Broken Windows

Broken Windows

·      Offices the dominant, but declining subset, of institutionally owned real estate

·      Flexibility of short term debt attractive

·      Serviced office portfolio at 65% occupancy

Institutionally owned real estate, globally, totalled around $10 trillion at the end of last year and offices still dominate the share of total investment volumes – even last year – but that has steadily been decreasing each year for the last decade. In one recent survey, City office sector prospects featured 17th in a list of 25 choice investments of investors. However the choice of words, particularly in politically correct 2021, is important.
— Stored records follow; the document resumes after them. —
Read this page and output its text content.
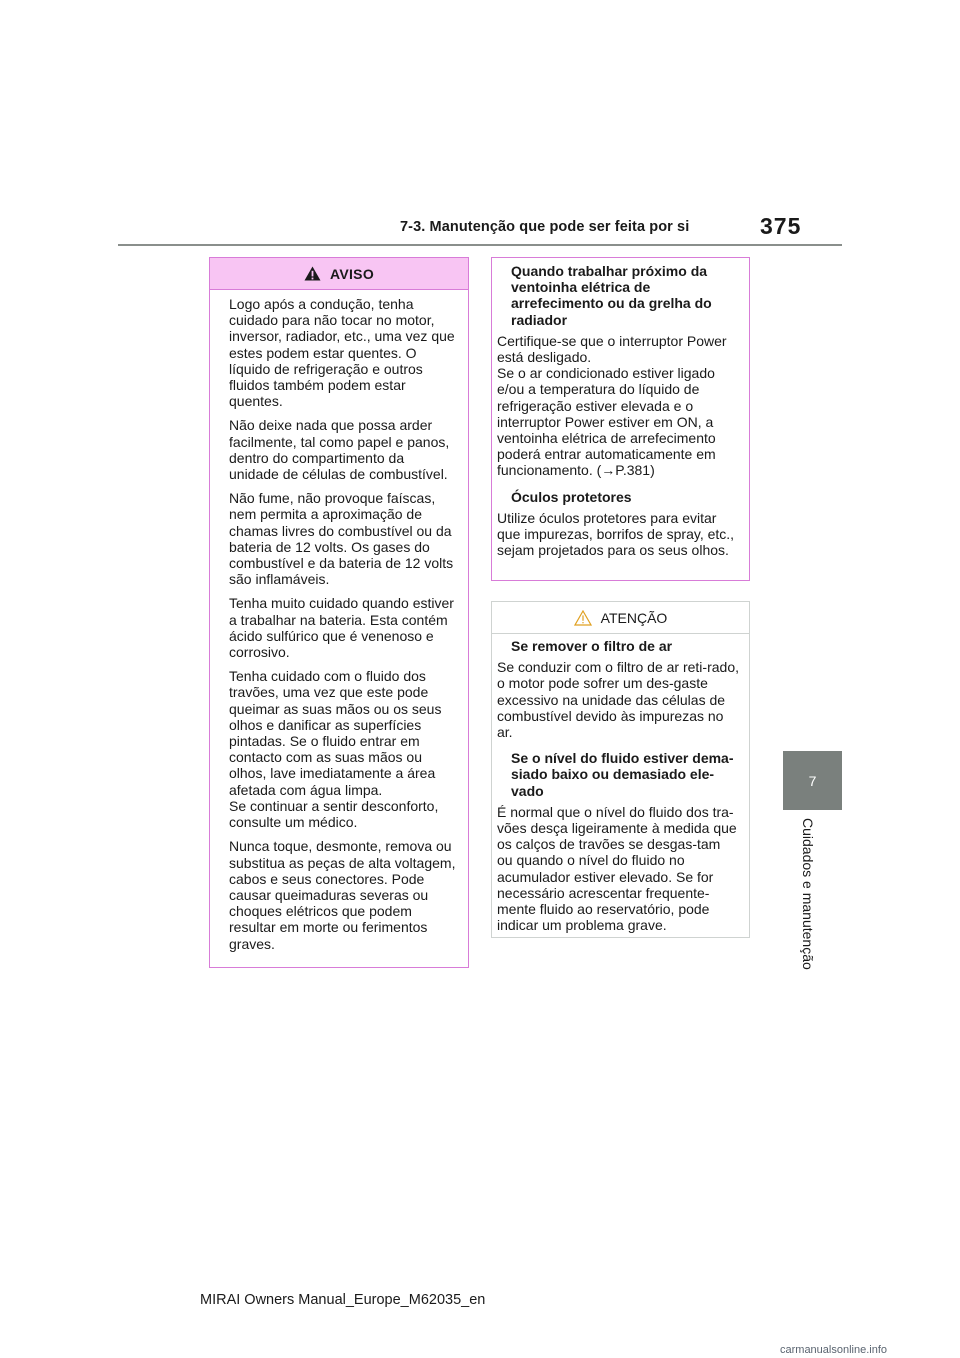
7-3. Manutenção que pode ser feita por si	375
7
Cuidados e manutenção
AVISO

Logo após a condução, tenha cuidado para não tocar no motor, inversor, radiador, etc., uma vez que estes podem estar quentes. O líquido de refrigeração e outros fluidos também podem estar quentes.

Não deixe nada que possa arder facilmente, tal como papel e panos, dentro do compartimento da unidade de células de combustível.

Não fume, não provoque faíscas, nem permita a aproximação de chamas livres do combustível ou da bateria de 12 volts. Os gases do combustível e da bateria de 12 volts são inflamáveis.

Tenha muito cuidado quando estiver a trabalhar na bateria. Esta contém ácido sulfúrico que é venenoso e corrosivo.

Tenha cuidado com o fluido dos travões, uma vez que este pode queimar as suas mãos ou os seus olhos e danificar as superfícies pintadas. Se o fluido entrar em contacto com as suas mãos ou olhos, lave imediatamente a área afetada com água limpa.

Se continuar a sentir desconforto, consulte um médico.

Nunca toque, desmonte, remova ou substitua as peças de alta voltagem, cabos e seus conectores. Pode causar queimaduras severas ou choques elétricos que podem resultar em morte ou ferimentos graves.

Quando trabalhar próximo da ventoinha elétrica de arrefecimento ou da grelha do radiador

Certifique-se que o interruptor Power está desligado.

Se o ar condicionado estiver ligado e/ou a temperatura do líquido de refrigeração estiver elevada e o interruptor Power estiver em ON, a ventoinha elétrica de arrefecimento poderá entrar automaticamente em funcionamento. (→P.381)

Óculos protetores

Utilize óculos protetores para evitar que impurezas, borrifos de spray, etc., sejam projetados para os seus olhos.

ATENÇÃO
Se remover o filtro de ar

Se conduzir com o filtro de ar reti-rado, o motor pode sofrer um des-gaste excessivo na unidade das células de combustível devido às impurezas no ar.

Se o nível do fluido estiver dema-siado baixo ou demasiado ele-vado

É normal que o nível do fluido dos tra-vões desça ligeiramente à medida que os calços de travões se desgas-tam ou quando o nível do fluido no acumulador estiver elevado. Se for necessário acrescentar frequente-mente fluido ao reservatório, pode indicar um problema grave.

MIRAI Owners Manual_Europe_M62035_en
carmanualsonline.info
In a subversion of Dr Robert Cialdini’s experiment, subtle changes to language can have dramatic changes to action: simply changing a few words on a hotel bathroom notice to remark that the majority of fellow guests reuse their towels, encouraged guests to do so by more than 26%. Which is why when we read in a large publication last week about “The Death of the Office”, we were thrown by the inflammatory title. Offices were indeed created as cathedrals to corporate vanity rather than corporate efficiency but the most transformative aspect of offices is less the buildings themselves than the sheer amount of time we spent in them.
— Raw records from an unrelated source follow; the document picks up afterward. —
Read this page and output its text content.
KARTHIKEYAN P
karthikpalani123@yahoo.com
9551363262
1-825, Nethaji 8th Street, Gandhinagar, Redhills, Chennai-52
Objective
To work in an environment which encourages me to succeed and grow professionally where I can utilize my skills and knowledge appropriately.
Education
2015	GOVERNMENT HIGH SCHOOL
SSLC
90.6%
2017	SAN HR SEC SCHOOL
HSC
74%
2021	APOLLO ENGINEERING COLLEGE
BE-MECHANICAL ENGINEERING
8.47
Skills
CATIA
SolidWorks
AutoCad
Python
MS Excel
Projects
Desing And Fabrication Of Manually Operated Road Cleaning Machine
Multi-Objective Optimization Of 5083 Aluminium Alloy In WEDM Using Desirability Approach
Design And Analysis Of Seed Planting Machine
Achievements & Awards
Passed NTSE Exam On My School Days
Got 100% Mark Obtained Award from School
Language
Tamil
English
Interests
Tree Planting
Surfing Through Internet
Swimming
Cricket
Bank bosses exhortations for employees to return to the office has little relevance to offices as an investment per se, but are focussed more on office culture, promotion and pay. One boss went so far as to say “if you want to get paid New York rates, you work in New York,” and added that if “restaurants were filled with diners, offices should be similarly stocked with employees.” Sentiment such as this seem to have been dominated by financial institutions, less so for non-financial services firms. Still, we think this shift is structural. Gladwell’s “broken window” theory, which posits that so long as visible misdemeanours are allowed to go unresponded, crime will worsen, is, we think, very similar to bank bosses mindsets that without the visible pre-Covid norms, corporate culture will deteriorate. However, the world has changed. For the first time in its 35 year history Manhattan’s Le Bernardin is discarding its longstanding “jacket required” dress code for example. Culture over time, evolves. Indeed, some bank bosses relaxed their own dress codes well before the pandemic: flexibility in office attendance is just the next iteration of that evolution. Neither is anyone or any institution immune: Dan Labbad, chief executive of the Crown Estate opined that “the organisation that I inherited was very successful for 260 years. But I think there is recognition from everybody… what got us here is not going to get us to where we need to go.”
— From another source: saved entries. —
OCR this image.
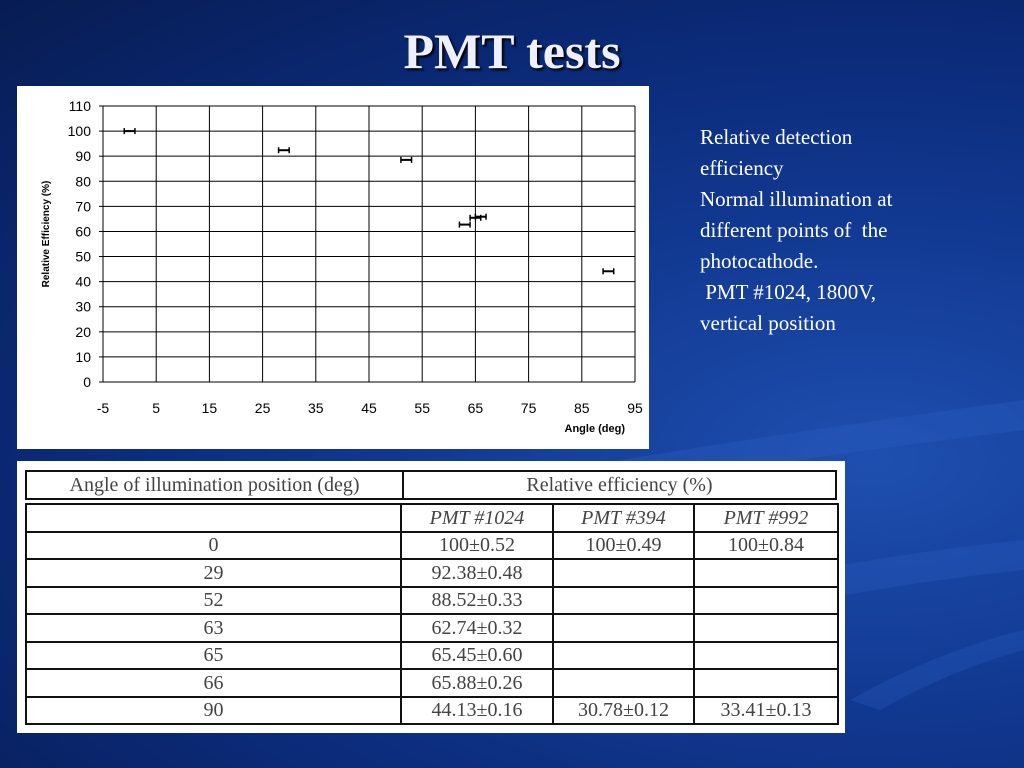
PMT tests
0
10
20
30
40
50
60
70
80
90
100
110
-5	5	15	25	35	45	55	65	75	85	95
Angle (deg)
Relative Efficiency (%)
Relative detection
efficiency
Normal illumination at
different points of  the
photocathode.
PMT #1024, 1800V,
vertical position
Angle of illumination position (deg)	Relative efficiency (%)
	PMT #1024	PMT #394	PMT #992
0	100±0.52	100±0.49	100±0.84
29	92.38±0.48		
52	88.52±0.33		
63	62.74±0.32		
65	65.45±0.60		
66	65.88±0.26		
90	44.13±0.16	30.78±0.12	33.41±0.13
A more pertinent parallel is what this means for the office lending market. PGIM recently commented that for sectors that are poised for rebound or recovery after a correction – such as offices – debt strategies offer an interesting entry point. This is analogous to the comment from our note last week where a large PE sponsor said they would rather access the space via debt rather than equity. Pricing core debt can provide downside protection against further capital value falls, and higher up the risk spectrum, lending can offer opportunities to capture some of the benefits of value appreciation as office assets move through their recovery cycles. Short-term debt is especially interesting at the moment because it provides flexibility to capitalize on market improvements and also has the benefit of providing protection against higher interest rates. “With the flexibility in short-term debt, as maturity approaches, the proceeds can be used to redeploy at a more favourable point in the real estate cycle and potentially at higher lending rates.”

In the late 19th century, the inventions of the light bulb and elevator were transformational for offices. More employees could be squeezed into larger spaces for longer hours. In 1911, Frederick Winslow Taylor published “The Principles of Scientific Management,” which advocated a factory-style approach to the workplace with rows of desks lined up in an open-plan room. “Taylorism” inspired an entire discipline devoted to squeezing more productivity from employees. Again, this too is evolutionary history. The CEO of the British Council for Offices said the BCO would “almost certainly” be revising the recommended space per person upwards in the wake of the Covid pandemic: current BCO guidance recommends 86 sq ft to 108 sq ft for each workspace. “To get people back to the office, it has to be better than their homes.” What impact it has on the serviced offices sector – The Office Group portfolio’s occupancy is 65% today – is debatable, but we think long term its utility is the tail end of this evolution.

Cialdini’s experiment was based on the concept of “social norms”, i.e. you would be inclined to lower your energy bills if your neighbour was paying less than you. Investors are the same: just this week, three clients are under offer on significant London office acquisitions and all of them have accretive debt terms in place from a multiplicity of lenders at attractive pricing. Both investors and lenders expressed caution on City offices only a short whilst ago. Do as they do, not as they say.